- Directed by: Miguel M. Delgado
- Screenplay by: Miguel M. Delgado (writer) Carlos León (additional dialogue) Jaime Salvador (adaptation and screenplay)
- Produced by: Jacques Gelman
- Starring: Mario Moreno «Cantinflas» Gina Romand Fanny Cano
- Cinematography: Gabriel Figueroa
- Edited by: Jorge Bustos
- Music by: Gustavo César Carrión
- Production company: Posa Films
- Distributed by: Columbia Pictures
- Release date: 25 December 1963 (Mexico);
- Running time: 110 minutes
- Country: Mexico
- Language: Spanish

= Immediate Delivery =

1963 film by Miguel M. Delgado

Immediate Delivery (Spanish: Entrega inmediata), originally known as Agente XU 777 (English: Agent XU 777) is a 1963 Mexican spy comedy film directed by Miguel M. Delgado and starring Mario Moreno «Cantinflas», Gina Romand and Fanny Cano. In the film, Cantinflas plays a simple mailman forced to become an international spy. It was the last black and white film made by Cantinflas, although he had already made six color films at the time.

==Plot==
Feliciano (Cantinflas) is a mailman who is recruited by a secret counterintelligence service (which codenames him Agent XU-777), and must discover an international conspiracy.

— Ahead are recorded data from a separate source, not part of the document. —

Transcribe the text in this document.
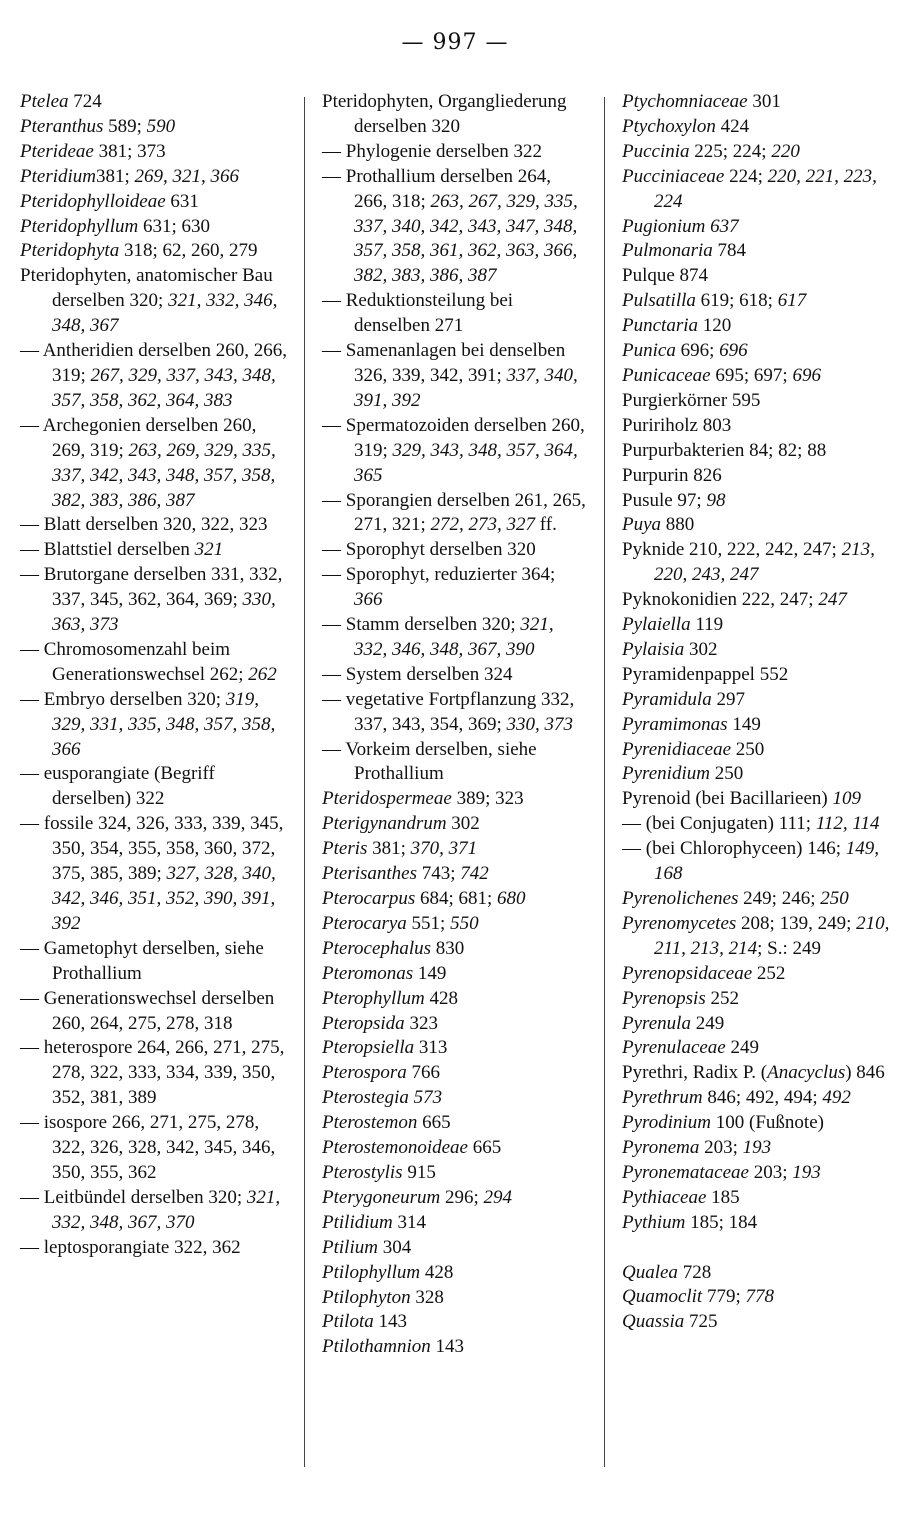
— 997 —
Ptelea 724
Pteranthus 589; 590
Pterideae 381; 373
Pteridium381; 269, 321, 366
Pteridophylloideae 631
Pteridophyllum 631; 630
Pteridophyta 318; 62, 260, 279
Pteridophyten, anatomischer Bau derselben 320; 321, 332, 346, 348, 367
— Antheridien derselben 260, 266, 319; 267, 329, 337, 343, 348, 357, 358, 362, 364, 383
— Archegonien derselben 260, 269, 319; 263, 269, 329, 335, 337, 342, 343, 348, 357, 358, 382, 383, 386, 387
— Blatt derselben 320, 322, 323
— Blattstiel derselben 321
— Brutorgane derselben 331, 332, 337, 345, 362, 364, 369; 330, 363, 373
— Chromosomenzahl beim Generationswechsel 262; 262
— Embryo derselben 320; 319, 329, 331, 335, 348, 357, 358, 366
— eusporangiate (Begriff derselben) 322
— fossile 324, 326, 333, 339, 345, 350, 354, 355, 358, 360, 372, 375, 385, 389; 327, 328, 340, 342, 346, 351, 352, 390, 391, 392
— Gametophyt derselben, siehe Prothallium
— Generationswechsel derselben 260, 264, 275, 278, 318
— heterospore 264, 266, 271, 275, 278, 322, 333, 334, 339, 350, 352, 381, 389
— isospore 266, 271, 275, 278, 322, 326, 328, 342, 345, 346, 350, 355, 362
— Leitbündel derselben 320; 321, 332, 348, 367, 370
— leptosporangiate 322, 362
Pteridophyten, Organgliederung derselben 320
— Phylogenie derselben 322
— Prothallium derselben 264, 266, 318; 263, 267, 329, 335, 337, 340, 342, 343, 347, 348, 357, 358, 361, 362, 363, 366, 382, 383, 386, 387
— Reduktionsteilung bei denselben 271
— Samenanlagen bei denselben 326, 339, 342, 391; 337, 340, 391, 392
— Spermatozoiden derselben 260, 319; 329, 343, 348, 357, 364, 365
— Sporangien derselben 261, 265, 271, 321; 272, 273, 327 ff.
— Sporophyt derselben 320
— Sporophyt, reduzierter 364; 366
— Stamm derselben 320; 321, 332, 346, 348, 367, 390
— System derselben 324
— vegetative Fortpflanzung 332, 337, 343, 354, 369; 330, 373
— Vorkeim derselben, siehe Prothallium
Pteridospermeae 389; 323
Pterigynandrum 302
Pteris 381; 370, 371
Pterisanthes 743; 742
Pterocarpus 684; 681; 680
Pterocarya 551; 550
Pterocephalus 830
Pteromonas 149
Pterophyllum 428
Pteropsida 323
Pteropsiella 313
Pterospora 766
Pterostegia 573
Pterostemon 665
Pterostemonoideae 665
Pterostylis 915
Pterygoneurum 296; 294
Ptilidium 314
Ptilium 304
Ptilophyllum 428
Ptilophyton 328
Ptilota 143
Ptilothamnion 143
Ptychomniaceae 301
Ptychoxylon 424
Puccinia 225; 224; 220
Pucciniaceae 224; 220, 221, 223, 224
Pugionium 637
Pulmonaria 784
Pulque 874
Pulsatilla 619; 618; 617
Punctaria 120
Punica 696; 696
Punicaceae 695; 697; 696
Purgierkörner 595
Puririholz 803
Purpurbakterien 84; 82; 88
Purpurin 826
Pusule 97; 98
Puya 880
Pyknide 210, 222, 242, 247; 213, 220, 243, 247
Pyknokonidien 222, 247; 247
Pylaiella 119
Pylaisia 302
Pyramidenpappel 552
Pyramidula 297
Pyramimonas 149
Pyrenidiaceae 250
Pyrenidium 250
Pyrenoid (bei Bacillarieen) 109
— (bei Conjugaten) 111; 112, 114
— (bei Chlorophyceen) 146; 149, 168
Pyrenolichenes 249; 246; 250
Pyrenomycetes 208; 139, 249; 210, 211, 213, 214; S.: 249
Pyrenopsidaceae 252
Pyrenopsis 252
Pyrenula 249
Pyrenulaceae 249
Pyrethri, Radix P. (Anacyclus) 846
Pyrethrum 846; 492, 494; 492
Pyrodinium 100 (Fußnote)
Pyronema 203; 193
Pyronemataceae 203; 193
Pythiaceae 185
Pythium 185; 184
Qualea 728
Quamoclit 779; 778
Quassia 725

He manages to find out that enemy agents, led by Carlota (Gina Romand) and Alex (Claudio Brook), will smuggle a teacher to decipher keys through a coffin. Feliciano is put in charge of the funeral home, but he ends up delivering the coffin to a wrong person, distracting the loyal agents and allowing the enemy to achieve their goal. However, the enemy agents discover that for the deciphering process they also must obtain a specific code.

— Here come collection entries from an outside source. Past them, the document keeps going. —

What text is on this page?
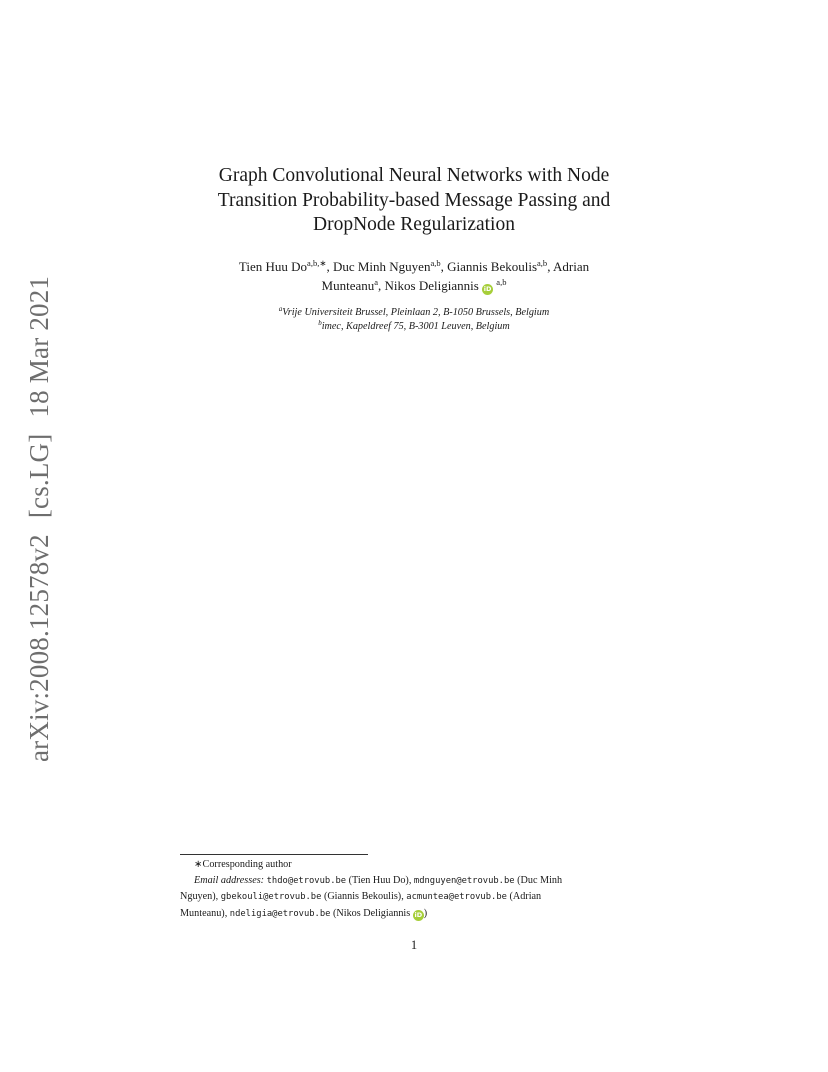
arXiv:2008.12578v2[cs.LG]18 Mar 2021
Graph Convolutional Neural Networks with Node
Transition Probability-based Message Passing and
DropNode Regularization
Tien Huu $Do^{a,b,∗}$, Duc Minh Nguyen$^{a,b}$, Giannis Bekoulis$^{a,b}$, Adrian
Munteanu$^a$, Nikos Deligiannis iD $^{a,b}$
$^a$Vrije Universiteit Brussel, Pleinlaan 2, B-1050 Brussels, Belgium
$^b$imec, Kapeldreef 75, B-3001 Leuven, Belgium
∗Corresponding author
Email addresses: thdo@etrovub.be (Tien Huu Do), mdnguyen@etrovub.be (Duc Minh
Nguyen), gbekouli@etrovub.be (Giannis Bekoulis), acmuntea@etrovub.be (Adrian
Munteanu), ndeligia@etrovub.be (Nikos Deligiannis iD )
1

In a parallel storyline, Feliciano learns that an old compadre of his arranged for his daughter to go live with Feliciano after his death. Due to a letter from his compadre where he describes his daughter as his "bebé" ("baby"), Feliciano assumes that his compadre’s daughter is an infant, even buying a crib and milk for the impending arrival. However, much to his surprise, he ends up discovering that his compadre’s daughter is actually a young woman nicknamed "Bebé" (Fanny Cano), and they end developing a romantic relationship. The enemy agents then kidnap Bebé to force Feliciano to betray his homeland and give the code to the enemy.

==Cast==
- Mario Moreno «Cantinflas» as Feliciano / Agent XU 777
- Gina Romand as Carlota
- Claudio Brook as Alex
- Fanny Cano as Bebé
- Guillermo Zetina as Head of Counterintelligence
- María Amelia Ramírez as Agent 30-30 (as María Amelia Ramírez "Miss Argentina")
- Emma Roldán as Doña Angustias
- Quintín Bulnes as Agent
- María Herrero
- André Toffel
- Maricarmen Vela as Mercedes
- Xavier Massé
- Guillermo Rivas as Spy (as Guillermo Rivas "El Borras")
- Jorge Russek as Spy
- Armando Gutiérrez
- José Wilhelmy
- Adolfo Aguilar
- Alberto Catalá as Professor
- Ángel Merino
- Jorge Mondragón as Funeral Home Client
- Manuel Zozaya
- Francisco Reiguera as Odilón Campos Santos
- Ramón Valdés as Original Agent XU 777
- Julián de Meriche as Waiter (as Julién de Meriche)
- Rafael de Córdoba as Dancer
- Carlos León as Agent
- Hermanos Fernández

==Bibliography==
- Agrasánchez, Rogelio. Beauties of Mexican Cinema. Agrasanchez Film Archive, 2001.
- Pilcher, Jeffrey M. Cantinflas and the Chaos of Mexican Modernity. Rowman & Littlefield, 2001.